On reboot, the keyboard on the laptop was messed up, was getting number instead of letters, reconfigured everything including the desktop. Reference thread http://ubuntuforums.org/showthread.php?t=1559107

I decide I'm just going to reinstall Ubuntu 10.04 from the CD

It repartitions the HD again and now I have a 50G partition with nothing on it. I stopped the reinstall before it put two copies of Ubuntu 10.04 on the HD.

I reboot with the original Ubuntu and the keyboard issue has corrected itself, keyboard is working fine (go figure) but Windows 7 will not boot.

Is there any way to correct the repartition?

redbook4574
August 23rd, 2010, 07:28 PM
Ok, here is a brief run down of the last 8 hours or so...

Tried to install Gnome3 only to have the system crash, my fault, I used the bash terminal instead of the run application line. Recovered old Gnome by rebooting.

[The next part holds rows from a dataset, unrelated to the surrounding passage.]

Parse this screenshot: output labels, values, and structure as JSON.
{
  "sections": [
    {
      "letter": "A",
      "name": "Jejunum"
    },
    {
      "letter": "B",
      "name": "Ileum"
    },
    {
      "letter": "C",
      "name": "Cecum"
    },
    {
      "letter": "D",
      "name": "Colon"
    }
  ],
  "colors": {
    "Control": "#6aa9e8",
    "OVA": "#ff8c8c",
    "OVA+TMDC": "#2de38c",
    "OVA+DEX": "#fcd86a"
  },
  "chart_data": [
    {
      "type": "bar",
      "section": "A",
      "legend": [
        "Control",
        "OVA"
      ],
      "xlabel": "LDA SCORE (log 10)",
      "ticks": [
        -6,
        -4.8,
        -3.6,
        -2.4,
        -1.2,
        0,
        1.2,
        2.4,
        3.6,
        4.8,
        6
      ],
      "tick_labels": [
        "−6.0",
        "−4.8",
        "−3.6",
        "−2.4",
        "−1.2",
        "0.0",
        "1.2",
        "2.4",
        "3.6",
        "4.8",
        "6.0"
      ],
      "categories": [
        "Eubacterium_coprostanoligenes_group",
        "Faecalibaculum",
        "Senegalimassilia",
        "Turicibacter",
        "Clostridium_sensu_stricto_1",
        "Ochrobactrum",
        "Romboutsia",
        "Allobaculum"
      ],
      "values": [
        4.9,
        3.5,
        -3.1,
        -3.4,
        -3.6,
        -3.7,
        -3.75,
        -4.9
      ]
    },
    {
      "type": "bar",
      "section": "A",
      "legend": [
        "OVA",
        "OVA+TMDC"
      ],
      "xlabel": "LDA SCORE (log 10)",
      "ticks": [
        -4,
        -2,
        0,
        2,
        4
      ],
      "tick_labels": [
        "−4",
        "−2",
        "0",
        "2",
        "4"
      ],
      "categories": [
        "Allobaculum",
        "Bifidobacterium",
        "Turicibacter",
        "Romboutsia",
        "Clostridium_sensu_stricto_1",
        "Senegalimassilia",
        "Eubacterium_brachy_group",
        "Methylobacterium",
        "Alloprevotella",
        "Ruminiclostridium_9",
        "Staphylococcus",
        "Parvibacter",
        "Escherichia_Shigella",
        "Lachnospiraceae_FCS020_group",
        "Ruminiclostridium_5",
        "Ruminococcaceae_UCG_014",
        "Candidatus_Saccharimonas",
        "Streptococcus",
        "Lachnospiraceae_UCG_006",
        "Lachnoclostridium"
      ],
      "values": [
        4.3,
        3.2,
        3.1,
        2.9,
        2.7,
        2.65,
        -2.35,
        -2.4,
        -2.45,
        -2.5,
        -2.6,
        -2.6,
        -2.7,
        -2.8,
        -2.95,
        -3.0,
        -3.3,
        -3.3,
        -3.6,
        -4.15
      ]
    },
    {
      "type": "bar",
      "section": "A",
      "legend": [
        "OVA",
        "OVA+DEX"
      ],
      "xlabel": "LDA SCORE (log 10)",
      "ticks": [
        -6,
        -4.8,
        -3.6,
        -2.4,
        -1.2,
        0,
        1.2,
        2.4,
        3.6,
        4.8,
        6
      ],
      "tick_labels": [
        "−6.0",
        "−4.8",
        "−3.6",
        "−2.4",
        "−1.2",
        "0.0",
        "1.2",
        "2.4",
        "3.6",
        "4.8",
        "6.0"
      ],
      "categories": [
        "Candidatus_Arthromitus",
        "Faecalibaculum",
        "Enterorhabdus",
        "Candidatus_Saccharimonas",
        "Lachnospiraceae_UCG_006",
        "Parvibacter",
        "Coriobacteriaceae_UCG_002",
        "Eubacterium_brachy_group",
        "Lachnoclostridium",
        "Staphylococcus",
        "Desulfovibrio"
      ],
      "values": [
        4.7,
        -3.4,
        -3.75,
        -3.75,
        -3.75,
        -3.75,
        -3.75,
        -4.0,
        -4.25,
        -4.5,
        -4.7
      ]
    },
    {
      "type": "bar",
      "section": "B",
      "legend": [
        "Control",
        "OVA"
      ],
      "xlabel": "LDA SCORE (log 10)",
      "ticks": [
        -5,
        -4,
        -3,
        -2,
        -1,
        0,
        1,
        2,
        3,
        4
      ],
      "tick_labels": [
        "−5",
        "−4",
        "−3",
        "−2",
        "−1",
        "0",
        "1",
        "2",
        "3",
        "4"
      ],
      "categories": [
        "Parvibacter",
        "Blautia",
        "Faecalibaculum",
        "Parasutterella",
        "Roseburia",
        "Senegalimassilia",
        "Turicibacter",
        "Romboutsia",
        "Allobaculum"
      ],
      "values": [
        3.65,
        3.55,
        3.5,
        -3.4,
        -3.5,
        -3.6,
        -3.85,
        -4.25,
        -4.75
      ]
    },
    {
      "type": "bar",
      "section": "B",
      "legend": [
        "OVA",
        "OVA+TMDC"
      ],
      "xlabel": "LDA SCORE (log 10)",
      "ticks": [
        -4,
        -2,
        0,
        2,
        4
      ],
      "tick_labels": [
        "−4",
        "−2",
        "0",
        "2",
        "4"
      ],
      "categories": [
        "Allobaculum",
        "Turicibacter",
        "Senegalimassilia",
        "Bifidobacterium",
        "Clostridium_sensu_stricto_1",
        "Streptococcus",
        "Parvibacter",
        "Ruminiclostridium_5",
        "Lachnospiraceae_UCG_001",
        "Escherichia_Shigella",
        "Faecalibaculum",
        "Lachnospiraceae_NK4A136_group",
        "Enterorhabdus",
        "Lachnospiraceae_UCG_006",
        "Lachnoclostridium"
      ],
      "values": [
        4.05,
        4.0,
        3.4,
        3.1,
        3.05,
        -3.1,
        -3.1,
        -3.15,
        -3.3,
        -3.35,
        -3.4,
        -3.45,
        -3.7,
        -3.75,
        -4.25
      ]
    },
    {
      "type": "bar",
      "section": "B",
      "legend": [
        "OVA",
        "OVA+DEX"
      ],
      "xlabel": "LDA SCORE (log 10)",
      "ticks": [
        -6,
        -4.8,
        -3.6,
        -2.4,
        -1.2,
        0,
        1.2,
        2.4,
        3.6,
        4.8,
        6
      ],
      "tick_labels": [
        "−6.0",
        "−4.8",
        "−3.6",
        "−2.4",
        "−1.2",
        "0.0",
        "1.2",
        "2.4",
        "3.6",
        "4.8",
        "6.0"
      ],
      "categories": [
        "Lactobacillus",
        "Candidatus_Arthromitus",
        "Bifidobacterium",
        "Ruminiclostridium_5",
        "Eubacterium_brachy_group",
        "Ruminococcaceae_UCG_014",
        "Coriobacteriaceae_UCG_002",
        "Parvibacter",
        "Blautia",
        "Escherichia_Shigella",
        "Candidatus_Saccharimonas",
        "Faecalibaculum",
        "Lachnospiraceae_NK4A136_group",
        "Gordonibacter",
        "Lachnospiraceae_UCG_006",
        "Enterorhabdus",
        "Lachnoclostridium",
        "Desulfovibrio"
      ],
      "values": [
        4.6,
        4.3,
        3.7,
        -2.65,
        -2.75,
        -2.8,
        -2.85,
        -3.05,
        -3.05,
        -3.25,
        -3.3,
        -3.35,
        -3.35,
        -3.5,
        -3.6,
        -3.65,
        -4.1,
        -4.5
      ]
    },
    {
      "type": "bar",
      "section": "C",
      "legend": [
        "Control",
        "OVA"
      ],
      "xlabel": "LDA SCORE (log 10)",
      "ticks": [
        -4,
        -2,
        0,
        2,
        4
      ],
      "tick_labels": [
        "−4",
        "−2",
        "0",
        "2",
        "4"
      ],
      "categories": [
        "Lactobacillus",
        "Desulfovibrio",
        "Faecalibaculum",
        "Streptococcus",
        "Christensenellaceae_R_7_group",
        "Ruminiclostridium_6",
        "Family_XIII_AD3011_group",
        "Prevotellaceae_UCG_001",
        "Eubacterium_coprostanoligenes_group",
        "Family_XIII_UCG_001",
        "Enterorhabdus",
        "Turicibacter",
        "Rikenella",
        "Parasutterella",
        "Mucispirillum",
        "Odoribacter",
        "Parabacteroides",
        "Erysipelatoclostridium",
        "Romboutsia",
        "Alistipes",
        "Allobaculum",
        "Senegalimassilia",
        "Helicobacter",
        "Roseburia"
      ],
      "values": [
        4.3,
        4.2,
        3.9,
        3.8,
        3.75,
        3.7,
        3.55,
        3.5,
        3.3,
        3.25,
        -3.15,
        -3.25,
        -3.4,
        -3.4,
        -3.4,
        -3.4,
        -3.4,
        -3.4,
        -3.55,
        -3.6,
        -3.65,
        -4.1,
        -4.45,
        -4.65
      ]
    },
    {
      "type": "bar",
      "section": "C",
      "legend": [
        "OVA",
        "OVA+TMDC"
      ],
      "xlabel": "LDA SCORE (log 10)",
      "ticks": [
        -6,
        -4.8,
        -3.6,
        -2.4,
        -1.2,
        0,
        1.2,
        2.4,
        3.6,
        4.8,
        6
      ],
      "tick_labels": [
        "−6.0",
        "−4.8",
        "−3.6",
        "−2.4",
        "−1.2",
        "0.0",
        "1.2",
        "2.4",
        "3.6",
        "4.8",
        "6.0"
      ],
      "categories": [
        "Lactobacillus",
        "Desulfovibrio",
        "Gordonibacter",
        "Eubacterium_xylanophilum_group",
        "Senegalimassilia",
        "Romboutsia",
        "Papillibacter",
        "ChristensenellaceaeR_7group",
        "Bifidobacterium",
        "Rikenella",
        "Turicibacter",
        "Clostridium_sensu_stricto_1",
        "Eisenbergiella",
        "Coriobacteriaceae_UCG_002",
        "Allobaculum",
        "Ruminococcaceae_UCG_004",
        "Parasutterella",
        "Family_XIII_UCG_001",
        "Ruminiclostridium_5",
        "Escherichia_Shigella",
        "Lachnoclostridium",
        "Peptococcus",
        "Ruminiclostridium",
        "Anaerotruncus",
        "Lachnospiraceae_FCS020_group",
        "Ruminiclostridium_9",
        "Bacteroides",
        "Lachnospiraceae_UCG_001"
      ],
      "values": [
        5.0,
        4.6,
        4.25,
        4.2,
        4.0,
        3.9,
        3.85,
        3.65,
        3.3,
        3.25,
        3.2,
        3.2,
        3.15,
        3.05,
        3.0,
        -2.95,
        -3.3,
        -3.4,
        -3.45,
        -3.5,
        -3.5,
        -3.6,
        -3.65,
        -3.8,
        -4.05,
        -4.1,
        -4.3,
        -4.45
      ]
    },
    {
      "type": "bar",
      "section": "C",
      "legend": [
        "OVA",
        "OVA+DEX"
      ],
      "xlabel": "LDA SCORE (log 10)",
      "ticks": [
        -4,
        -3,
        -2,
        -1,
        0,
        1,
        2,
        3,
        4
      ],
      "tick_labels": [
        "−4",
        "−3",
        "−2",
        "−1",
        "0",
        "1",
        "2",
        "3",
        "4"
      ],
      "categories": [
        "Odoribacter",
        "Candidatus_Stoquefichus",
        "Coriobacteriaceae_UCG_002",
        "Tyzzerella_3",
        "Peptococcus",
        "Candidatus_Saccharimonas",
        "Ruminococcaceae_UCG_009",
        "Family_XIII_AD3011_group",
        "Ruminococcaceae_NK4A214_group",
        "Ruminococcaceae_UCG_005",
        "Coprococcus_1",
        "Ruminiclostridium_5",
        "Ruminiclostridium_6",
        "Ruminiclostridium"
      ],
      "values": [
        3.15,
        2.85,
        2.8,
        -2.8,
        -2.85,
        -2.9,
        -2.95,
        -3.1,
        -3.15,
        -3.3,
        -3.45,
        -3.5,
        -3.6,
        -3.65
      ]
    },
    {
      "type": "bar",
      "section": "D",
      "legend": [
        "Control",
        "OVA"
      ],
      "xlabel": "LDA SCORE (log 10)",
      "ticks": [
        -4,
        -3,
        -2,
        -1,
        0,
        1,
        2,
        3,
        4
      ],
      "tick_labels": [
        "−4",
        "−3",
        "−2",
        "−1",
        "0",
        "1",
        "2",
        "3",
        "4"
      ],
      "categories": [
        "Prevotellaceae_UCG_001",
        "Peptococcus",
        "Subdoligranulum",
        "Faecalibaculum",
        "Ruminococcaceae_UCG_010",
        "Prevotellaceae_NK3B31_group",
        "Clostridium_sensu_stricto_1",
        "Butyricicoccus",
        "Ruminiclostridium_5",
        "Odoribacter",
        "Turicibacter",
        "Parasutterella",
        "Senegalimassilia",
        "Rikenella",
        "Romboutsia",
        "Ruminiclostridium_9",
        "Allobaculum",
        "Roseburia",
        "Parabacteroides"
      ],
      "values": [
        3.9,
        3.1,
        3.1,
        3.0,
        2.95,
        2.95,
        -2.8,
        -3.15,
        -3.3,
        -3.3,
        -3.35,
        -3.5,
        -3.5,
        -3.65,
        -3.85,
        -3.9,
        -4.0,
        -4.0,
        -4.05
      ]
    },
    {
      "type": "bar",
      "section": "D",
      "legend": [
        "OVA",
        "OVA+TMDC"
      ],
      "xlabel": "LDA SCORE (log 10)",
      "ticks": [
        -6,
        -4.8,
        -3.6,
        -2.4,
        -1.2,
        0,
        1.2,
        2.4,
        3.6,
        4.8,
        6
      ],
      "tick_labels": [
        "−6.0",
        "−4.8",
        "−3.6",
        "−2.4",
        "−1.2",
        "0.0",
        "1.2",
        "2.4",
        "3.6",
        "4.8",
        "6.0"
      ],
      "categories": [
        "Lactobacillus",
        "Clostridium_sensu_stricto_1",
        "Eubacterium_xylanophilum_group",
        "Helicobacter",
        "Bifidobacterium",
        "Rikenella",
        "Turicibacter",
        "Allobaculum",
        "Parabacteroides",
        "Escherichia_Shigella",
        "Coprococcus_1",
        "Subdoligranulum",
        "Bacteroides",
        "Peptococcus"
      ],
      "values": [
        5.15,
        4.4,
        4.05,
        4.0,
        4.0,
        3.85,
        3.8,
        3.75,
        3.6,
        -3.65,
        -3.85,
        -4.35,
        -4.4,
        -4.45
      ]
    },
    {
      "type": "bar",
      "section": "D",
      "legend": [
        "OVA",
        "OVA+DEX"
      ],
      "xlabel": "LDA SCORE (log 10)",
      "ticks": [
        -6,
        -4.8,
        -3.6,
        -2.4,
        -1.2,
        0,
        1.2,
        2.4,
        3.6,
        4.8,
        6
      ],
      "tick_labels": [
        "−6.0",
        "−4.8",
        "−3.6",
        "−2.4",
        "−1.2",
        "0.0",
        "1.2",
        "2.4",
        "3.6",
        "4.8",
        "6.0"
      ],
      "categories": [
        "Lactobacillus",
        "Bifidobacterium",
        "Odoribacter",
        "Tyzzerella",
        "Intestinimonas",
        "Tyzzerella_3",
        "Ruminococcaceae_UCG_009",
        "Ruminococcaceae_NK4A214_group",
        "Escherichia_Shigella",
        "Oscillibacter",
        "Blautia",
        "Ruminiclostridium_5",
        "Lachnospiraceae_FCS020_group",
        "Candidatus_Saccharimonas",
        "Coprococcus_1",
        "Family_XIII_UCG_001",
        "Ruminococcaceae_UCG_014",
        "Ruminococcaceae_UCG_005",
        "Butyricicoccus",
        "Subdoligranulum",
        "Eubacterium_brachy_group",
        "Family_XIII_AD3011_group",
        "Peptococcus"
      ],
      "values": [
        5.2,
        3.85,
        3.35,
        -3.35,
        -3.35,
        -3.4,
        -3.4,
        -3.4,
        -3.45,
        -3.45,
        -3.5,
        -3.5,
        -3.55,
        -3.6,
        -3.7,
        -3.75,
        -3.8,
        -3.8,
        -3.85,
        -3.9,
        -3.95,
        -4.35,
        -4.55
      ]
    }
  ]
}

On reboot, the keyboard on the laptop was messed up, was getting number instead of letters, reconfigured everything including the desktop. Reference thread http://ubuntuforums.org/showthread.php?t=1559107

I decide I'm just going to reinstall Ubuntu 10.04 from the CD

It repartitions the HD again and now I have a 50G partition with nothing on it. I stopped the reinstall before it put two copies of Ubuntu 10.04 on the HD.

I reboot with the original Ubuntu and the keyboard issue has corrected itself, keyboard is working fine (go figure) but Windows 7 will not boot.

Is there any way to correct the repartition?

You could try using testdisk.

jtarin
August 23rd, 2010, 11:00 PM
In Ubuntu...in the terminal run the command
fdisk -l and post.

Sleven7
August 25th, 2010, 02:27 AM
When I enter "fdisk -l" in the terminal, nothing happens, it immediately returns to the prompt without displaying anything.

jtarin
August 25th, 2010, 02:42 AM
Then enter fdisk -v to see if it's installed, which by all that is practical it should be. Try sudo fdisk -l
Whenever you try a legal command in the terminal and you get no results...try pre-pending sudo to the command.

Sleven7
August 25th, 2010, 02:58 AM
Had to use sudo for "fdisk -l" to work. It returned:

Disk /dev/sda: 250.1 GB, 250059350016 bytes
255 heads, 63 sectors/track, 30401 cylinders
Units = cylinders of 16065 * 512 = 8225280 bytes
Sector size (logical/physical): 512 bytes / 512 bytes
I/O size (minimum/optimal): 512 bytes / 512 bytes
Disk identifier: 0x9a0c9a0c

Device Boot Start End Blocks Id System
/dev/sda1 * 1 192 1536000 27 Unknown
/dev/sda2 192 9409 74036331+ 7 HPFS/NTFS
/dev/sda3 29346 30402 8479744 17 Hidden HPFS/NTFS
/dev/sda4 16055 29346 106762241 5 Extended
/dev/sda5 16055 28800 102376448 83 Linux
/dev/sda6 28800 29346 4384768 82 Linux swap / Solaris

LiquidMeson
August 25th, 2010, 03:14 AM
http://www.arsgeek.com/2008/01/15/how-to-fix-your-windows-mbr-with-an-ubuntu-livecd/

download ms-sys from here, http://ms-sys.sourceforge.net/ instead of sudo ag install ms-sys (banned for legal issues)

extract it,
terminal > cd ms-sys*
make
sudo make install

continue from website.

wish the site had debs

jtarin
August 25th, 2010, 04:23 AM
Is Windows on your /dev/sda1 * 1 192 1536000 27 Unknown?
Looks like you borked your boot record for Win. Do you have the Win 7 repair disc? It can correct that but then you will have to reinstall Grub.